Alfred Degiorgio cleared of Group 4 heist on appeal

One of the men suspected of involvement in the assassination of Daphne Caruana Galizia has been cleared of involvement in an armed holdup on a cash van

Alfred Degiorgio is, along with his brother George Degiorgio and Vince Muscat, also accused of the murder of Daphne Caruana Galizia
Alfred Degiorgio is, along with his brother George Degiorgio and Vince Muscat, also accused of the murder of Daphne Caruana Galizia

One of the men suspected of involvement in the assassination of Daphne Caruana Galizia has been cleared of involvement in an armed holdup on a cash van in the year 2000.

Alfred Degiorgio had been charged, alongside Mario Cutajar and Emanuel Formosa, with involvement in the violent robbery of a Group 4 cash van on 26 October, 2000 in Canon Road, St Venera in which almost a million liri had been stolen.

Formosa, the Group 4 employee who had been driving the van when the holdup took place, had been cleared of liability by a Magistrates’ Court last year.

The cash had been found at a house belonging to the other co-accused, Mario Cutajar, stuffed into plastic bags and hidden under a mattress. Cutajar had been convicted solely of handling stolen property and was handed a suspended sentence.

Alfred Degiorgio, who had been implicated by the other co-accused in their police statements, was also found guilty of having handled stolen property on the strength of a solitary fingerprint on one of the cash-filled bags.

He had filed an appeal after being handed a two-year jail term suspended for four years.

In its judgment the Court of Criminal Appeal, presided over by Madam Justice Edwina Grima, went over the voluminous records of the case with a fine toothed comb. The judge began by highlighting a procedural defect which appeared to have escaped the first court as well as the parties.

In the original charges, the prosecution had issued the charge of handling stolen property solely against Cutajar. However, when remitting the records back to the court, the AG had attributed this offence to all three co-accused.

Therefore, Degiorgio could never have been found guilty of the offence as he had not been originally prosecuted for it and there had been no compilation of evidence in its regard, the court ruled.

With regards to the rest of the evidence, Madam Justice Grima observed that the prosecution’s case rested upon a fingerprint lifted from a red and white plastic bag containing some of the cash allegedly stolen in the holdup, which matched a finger on Degiorgio’s left hand.

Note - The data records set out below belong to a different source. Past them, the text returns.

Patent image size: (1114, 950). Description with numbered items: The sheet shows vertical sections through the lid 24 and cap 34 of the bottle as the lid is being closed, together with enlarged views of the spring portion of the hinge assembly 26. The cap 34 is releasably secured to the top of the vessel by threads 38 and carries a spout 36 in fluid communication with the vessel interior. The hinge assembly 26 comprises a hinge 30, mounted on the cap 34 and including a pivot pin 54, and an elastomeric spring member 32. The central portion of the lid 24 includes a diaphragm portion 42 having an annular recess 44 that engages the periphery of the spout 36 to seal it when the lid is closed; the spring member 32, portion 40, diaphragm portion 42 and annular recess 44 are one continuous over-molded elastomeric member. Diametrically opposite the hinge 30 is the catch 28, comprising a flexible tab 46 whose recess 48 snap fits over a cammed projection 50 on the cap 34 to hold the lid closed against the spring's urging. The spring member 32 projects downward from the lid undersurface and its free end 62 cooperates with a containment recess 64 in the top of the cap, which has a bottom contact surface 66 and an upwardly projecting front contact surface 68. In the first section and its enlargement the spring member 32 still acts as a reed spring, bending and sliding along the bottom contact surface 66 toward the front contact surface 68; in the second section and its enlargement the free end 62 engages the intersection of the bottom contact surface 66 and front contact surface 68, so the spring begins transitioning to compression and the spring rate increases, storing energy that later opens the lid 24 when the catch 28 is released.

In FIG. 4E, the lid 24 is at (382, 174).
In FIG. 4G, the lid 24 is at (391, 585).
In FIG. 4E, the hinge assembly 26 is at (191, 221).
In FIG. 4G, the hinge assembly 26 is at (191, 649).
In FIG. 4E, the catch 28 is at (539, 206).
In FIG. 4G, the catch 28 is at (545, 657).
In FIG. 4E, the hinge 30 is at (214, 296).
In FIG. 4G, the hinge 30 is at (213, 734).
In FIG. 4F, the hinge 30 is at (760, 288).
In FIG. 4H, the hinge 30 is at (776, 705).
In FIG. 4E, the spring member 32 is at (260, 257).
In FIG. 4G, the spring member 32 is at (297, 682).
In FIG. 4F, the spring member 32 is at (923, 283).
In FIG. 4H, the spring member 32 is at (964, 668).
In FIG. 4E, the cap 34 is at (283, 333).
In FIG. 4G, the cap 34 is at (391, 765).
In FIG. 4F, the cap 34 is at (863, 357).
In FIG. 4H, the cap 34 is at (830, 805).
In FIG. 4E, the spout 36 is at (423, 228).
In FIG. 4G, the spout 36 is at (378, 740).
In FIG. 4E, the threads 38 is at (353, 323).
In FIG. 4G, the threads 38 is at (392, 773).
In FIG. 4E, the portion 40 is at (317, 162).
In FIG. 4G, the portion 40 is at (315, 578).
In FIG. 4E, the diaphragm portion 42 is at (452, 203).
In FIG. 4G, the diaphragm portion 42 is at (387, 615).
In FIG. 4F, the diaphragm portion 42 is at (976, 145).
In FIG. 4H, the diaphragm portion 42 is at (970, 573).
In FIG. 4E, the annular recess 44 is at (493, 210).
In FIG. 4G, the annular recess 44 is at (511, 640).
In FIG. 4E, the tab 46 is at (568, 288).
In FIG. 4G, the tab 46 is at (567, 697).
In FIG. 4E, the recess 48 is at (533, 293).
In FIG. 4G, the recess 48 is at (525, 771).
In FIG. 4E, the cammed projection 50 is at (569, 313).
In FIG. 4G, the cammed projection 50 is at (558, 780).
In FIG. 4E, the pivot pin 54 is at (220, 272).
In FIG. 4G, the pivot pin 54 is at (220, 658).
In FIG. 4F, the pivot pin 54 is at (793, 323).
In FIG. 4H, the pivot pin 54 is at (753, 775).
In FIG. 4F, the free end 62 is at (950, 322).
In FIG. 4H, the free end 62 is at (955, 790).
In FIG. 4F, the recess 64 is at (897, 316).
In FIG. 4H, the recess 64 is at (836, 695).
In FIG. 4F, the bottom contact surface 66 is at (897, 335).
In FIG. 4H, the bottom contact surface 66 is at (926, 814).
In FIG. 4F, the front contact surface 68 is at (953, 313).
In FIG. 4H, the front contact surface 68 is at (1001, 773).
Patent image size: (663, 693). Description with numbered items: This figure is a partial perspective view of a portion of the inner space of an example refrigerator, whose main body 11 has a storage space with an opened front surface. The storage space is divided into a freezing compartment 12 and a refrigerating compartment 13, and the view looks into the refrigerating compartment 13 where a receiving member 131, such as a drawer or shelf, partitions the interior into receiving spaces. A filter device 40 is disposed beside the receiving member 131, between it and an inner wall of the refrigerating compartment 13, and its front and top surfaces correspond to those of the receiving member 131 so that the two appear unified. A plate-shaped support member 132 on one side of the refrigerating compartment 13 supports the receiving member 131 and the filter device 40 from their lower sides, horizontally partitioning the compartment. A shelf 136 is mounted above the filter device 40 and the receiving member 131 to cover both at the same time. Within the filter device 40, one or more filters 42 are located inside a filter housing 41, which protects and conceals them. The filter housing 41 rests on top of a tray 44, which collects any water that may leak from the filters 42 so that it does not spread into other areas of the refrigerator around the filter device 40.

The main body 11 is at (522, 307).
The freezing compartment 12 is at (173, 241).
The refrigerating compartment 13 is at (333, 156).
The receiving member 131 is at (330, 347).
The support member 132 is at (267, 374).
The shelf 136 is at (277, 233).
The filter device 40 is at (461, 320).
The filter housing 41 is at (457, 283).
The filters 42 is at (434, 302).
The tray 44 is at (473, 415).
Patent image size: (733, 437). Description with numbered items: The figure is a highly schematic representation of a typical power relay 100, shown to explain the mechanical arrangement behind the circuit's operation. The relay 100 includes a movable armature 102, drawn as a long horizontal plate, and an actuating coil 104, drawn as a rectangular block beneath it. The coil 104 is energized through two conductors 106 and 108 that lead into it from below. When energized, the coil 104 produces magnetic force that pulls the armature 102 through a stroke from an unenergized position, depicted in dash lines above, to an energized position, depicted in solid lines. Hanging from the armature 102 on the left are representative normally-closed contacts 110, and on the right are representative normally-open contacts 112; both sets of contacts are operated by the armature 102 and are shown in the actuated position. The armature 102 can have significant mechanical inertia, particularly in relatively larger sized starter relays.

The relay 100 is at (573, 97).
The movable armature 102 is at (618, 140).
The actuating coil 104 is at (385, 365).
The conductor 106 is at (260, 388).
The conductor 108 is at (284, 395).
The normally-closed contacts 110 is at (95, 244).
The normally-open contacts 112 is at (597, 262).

There had been no other evidence linking him to the crime, noted the Court, observing that the first court had concluded that the accused must have handled the bag at some point.

However, this did not mean that the accused had touched the cash, said the judge, adding that it had not been proven that Degiorgio had touched the bag before or after the robbery.

The court said that the case was based upon a series of suppositions tied to the presence of the fingerprint, which however, were “mere conjectures which fell short, by far, of the moral certainty required by law to establish guilt.”

Degiorgio was cleared of criminal responsibility.

Lawyer Arthur Azzopardi and Rene Darmanin were defence counsel.